A ver se percebo: em 2013 houve uma pessoa na Caixa Geral de Depósitos, um banco que gere o seu dinheiro de forma duvidosa, que olhou para os movimentos da conta de José Sócrates e pensou: “Eh, lá! Isto é muito suspeito!” Ou seja, houve um perspicaz funcionário da CGD que, de todas as operações que lhe passaram à frente, resolveu desconfiar das que envolviam Sócrates. É mais ou menos o mesmo que dizer “cheira a esturro” no meio de um incêndio. Só mesmo alguém com um tipo muito específico de argúcia é que consegue a proeza de encontrar uma palha num palheiro.

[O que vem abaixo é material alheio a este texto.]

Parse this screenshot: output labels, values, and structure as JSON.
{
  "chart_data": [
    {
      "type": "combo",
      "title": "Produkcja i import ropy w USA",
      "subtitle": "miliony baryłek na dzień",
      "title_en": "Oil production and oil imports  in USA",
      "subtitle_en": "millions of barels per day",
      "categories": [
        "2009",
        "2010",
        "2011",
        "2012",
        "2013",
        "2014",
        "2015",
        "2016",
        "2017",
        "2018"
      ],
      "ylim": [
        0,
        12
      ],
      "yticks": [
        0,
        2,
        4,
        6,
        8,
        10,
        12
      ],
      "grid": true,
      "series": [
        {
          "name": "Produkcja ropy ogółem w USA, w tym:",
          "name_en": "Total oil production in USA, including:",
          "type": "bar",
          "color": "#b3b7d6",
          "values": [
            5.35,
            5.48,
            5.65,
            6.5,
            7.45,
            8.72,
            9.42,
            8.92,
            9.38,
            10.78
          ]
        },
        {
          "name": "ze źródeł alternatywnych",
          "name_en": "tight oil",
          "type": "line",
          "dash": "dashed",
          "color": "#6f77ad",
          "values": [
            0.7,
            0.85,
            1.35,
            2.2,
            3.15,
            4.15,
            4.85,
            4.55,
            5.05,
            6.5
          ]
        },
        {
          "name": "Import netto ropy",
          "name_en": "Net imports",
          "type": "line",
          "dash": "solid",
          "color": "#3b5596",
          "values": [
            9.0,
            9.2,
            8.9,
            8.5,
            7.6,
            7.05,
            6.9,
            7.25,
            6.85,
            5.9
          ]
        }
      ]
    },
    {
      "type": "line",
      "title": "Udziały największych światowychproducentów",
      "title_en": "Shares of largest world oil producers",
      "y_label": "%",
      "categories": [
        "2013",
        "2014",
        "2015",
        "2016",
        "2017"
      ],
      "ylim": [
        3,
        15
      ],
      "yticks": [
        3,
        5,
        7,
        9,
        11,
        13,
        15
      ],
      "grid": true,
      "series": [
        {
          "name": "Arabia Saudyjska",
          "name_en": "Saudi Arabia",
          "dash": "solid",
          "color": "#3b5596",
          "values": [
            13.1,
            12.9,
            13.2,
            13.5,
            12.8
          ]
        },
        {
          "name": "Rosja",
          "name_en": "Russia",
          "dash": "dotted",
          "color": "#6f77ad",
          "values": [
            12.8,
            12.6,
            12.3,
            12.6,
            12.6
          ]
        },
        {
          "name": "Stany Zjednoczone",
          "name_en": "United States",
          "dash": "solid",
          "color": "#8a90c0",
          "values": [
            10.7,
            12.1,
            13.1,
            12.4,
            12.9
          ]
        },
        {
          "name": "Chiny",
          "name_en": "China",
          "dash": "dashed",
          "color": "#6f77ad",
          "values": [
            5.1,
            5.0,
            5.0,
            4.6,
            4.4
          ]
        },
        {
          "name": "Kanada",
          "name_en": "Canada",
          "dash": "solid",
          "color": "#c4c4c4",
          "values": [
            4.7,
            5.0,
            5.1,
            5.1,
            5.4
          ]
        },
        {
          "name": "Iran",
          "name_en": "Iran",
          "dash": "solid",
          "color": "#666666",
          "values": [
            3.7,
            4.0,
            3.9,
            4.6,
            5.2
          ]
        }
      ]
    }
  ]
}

Aposto que almoça sopa de cocó todos os dias, mas aborrece-se com o cozinheiro quando está insonsa.

É óbvio que, por uma vez, Sócrates tem razão em sentir-se perseguido. Suspeitar que as transferências avultadas que Sócrates recebia eram uma forma encapotada e ilícita de lhe passar dinheiro não era razão para o denunciar à PJ. Quando muito, era razão para o chamar à CGD e perguntar: “Sr. Eng., segundo a nossa análise, tem o perfil indicado para aceder a um empréstimo milionário, sem necessidade de prestar garantia, nem obrigatoriedade de o liquidar. Quantos milhões deseja?”

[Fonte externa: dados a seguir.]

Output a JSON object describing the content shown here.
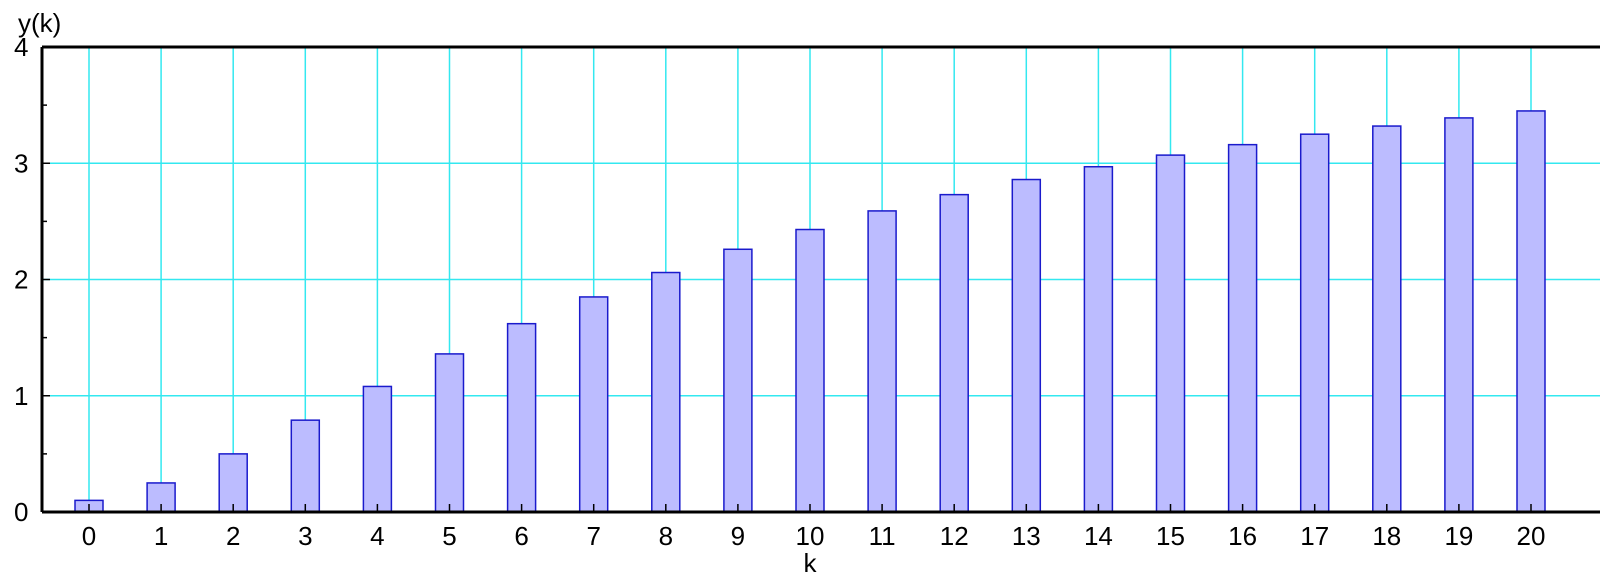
{
  "chart_data": {
    "type": "bar",
    "title": "",
    "xlabel": "k",
    "ylabel": "y(k)",
    "categories": [
      "0",
      "1",
      "2",
      "3",
      "4",
      "5",
      "6",
      "7",
      "8",
      "9",
      "10",
      "11",
      "12",
      "13",
      "14",
      "15",
      "16",
      "17",
      "18",
      "19",
      "20"
    ],
    "values": [
      0.1,
      0.25,
      0.5,
      0.79,
      1.08,
      1.36,
      1.62,
      1.85,
      2.06,
      2.26,
      2.43,
      2.59,
      2.73,
      2.86,
      2.97,
      3.07,
      3.16,
      3.25,
      3.32,
      3.39,
      3.45
    ],
    "ylim": [
      0,
      4
    ],
    "yticks": [
      0,
      1,
      2,
      3,
      4
    ],
    "grid": true,
    "colors": {
      "bar_fill": "#bcbcff",
      "bar_edge": "#1a1acc",
      "grid": "#33e8f0",
      "axis": "#000000"
    }
  }
}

Por outro lado, pode ter sido karma. É capaz que se tenha tratado de uma desforra: Sócrates meteu-se na vida da Caixa, introduzindo lá Armando Vara, a Caixa vingou-se e meteu-se na vida de Sócrates, introduzindo lá o MP. Se foi isso, percebo a Caixa. Tinha motivos válidos para se sentir ofendida. A entrada de Armando Vara na Administração da CGD foi como a proverbial colocação da raposa a tomar conta do galinheiro. Tudo bem que já eram galinhas kamikaze, que se ofereciam à morte com volúpia, mas a chegada do raposão transmontano acelerou o processo. Com Vara havia prodigalidade em esteróides, como se vê na recém divulgada lista de devedores. A revelação de Joana Amaral Dias, não sendo novidade, é impressionante – como tudo o que Joana Amaral Dias revela, aliás. Perceber a facilidade com que aquela gente atirava milhões de euros a péssimos negócios, faz-me lamentar não ter aberto um stand de carros em segunda mão em frente à sede da Caixa. Uma ideia tão lucrativa que de certeza que a CGD não a financiava.

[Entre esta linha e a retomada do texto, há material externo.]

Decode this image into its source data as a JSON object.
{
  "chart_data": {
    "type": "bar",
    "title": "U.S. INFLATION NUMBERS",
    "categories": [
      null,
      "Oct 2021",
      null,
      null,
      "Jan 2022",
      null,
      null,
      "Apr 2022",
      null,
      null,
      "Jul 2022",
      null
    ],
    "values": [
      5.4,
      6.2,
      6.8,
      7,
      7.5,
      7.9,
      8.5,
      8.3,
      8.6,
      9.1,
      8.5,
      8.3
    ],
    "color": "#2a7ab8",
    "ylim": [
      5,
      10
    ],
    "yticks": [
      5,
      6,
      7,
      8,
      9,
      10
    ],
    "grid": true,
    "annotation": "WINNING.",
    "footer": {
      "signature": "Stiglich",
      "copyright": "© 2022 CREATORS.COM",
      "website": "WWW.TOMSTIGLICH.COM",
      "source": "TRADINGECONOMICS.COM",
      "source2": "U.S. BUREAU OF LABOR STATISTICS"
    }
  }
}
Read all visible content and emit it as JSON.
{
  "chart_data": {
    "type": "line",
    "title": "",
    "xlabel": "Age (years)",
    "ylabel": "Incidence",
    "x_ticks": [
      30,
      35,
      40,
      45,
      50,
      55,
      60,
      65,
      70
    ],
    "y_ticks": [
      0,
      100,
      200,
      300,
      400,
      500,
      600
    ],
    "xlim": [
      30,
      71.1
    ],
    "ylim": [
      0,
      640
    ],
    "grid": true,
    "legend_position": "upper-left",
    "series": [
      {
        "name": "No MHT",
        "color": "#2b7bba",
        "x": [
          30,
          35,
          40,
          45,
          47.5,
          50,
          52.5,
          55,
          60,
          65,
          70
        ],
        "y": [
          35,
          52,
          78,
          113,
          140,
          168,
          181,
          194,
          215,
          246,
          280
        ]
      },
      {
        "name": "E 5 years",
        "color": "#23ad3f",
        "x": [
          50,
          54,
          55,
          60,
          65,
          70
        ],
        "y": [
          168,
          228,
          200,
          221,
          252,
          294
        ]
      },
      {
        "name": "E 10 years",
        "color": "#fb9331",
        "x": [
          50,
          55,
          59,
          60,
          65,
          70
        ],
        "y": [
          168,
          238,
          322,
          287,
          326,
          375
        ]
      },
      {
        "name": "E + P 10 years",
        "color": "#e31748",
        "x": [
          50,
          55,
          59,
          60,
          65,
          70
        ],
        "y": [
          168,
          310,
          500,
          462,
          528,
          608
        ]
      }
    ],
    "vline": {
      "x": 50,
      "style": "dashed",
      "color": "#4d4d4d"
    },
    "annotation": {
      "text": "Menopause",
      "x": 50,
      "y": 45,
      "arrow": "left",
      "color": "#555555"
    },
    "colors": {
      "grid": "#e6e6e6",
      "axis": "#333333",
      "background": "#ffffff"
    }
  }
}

A escolha é vasta e variada, mas o mais emblemático dos créditos ruinosos foi o atribuído a Joe Berardo, para comprar acções do BCP e influenciar a escolha da nova direcção do banco. Que, por acaso, era a do próprio Vara, numa coincidência daquelas que só existem nos filmes mal escritos. Ou nos crimes bem planeados. Entretanto, o BCP começou a cair a pique (por razões a que, estou certo, foi alheia a presença de um banqueiro genial como Vara) e as acções de Berardo desvalorizaram-se. Actualmente, a preços de mercado, o ranking está assim: Renova, Colhogar, marca branca do Continente, acções do BCP. As acções do BCP, entregues como garantia à Caixa, são um papel higiénico tão rasca que, apesar de nunca o ter usado, ainda hoje sinto o rabo arranhado.

Daí ser curioso assistir às discussões parlamentares sobre a CGD. O PSD e o CDS culpam o PS, que, por sua vez, culpa o PSD e o CDS. O BE e o PCP culpam todos, mas sem grande convicção, não vão estas moscambilhas servir de desculpa para privatizar a Caixa. Dos partidos com representação parlamentar, só o PAN não tem nada a dizer sobre o caso. O que é estranho, uma vez que, até agora, os únicos prejudicados pela gestão da Caixa foram os ursos dos contribuintes.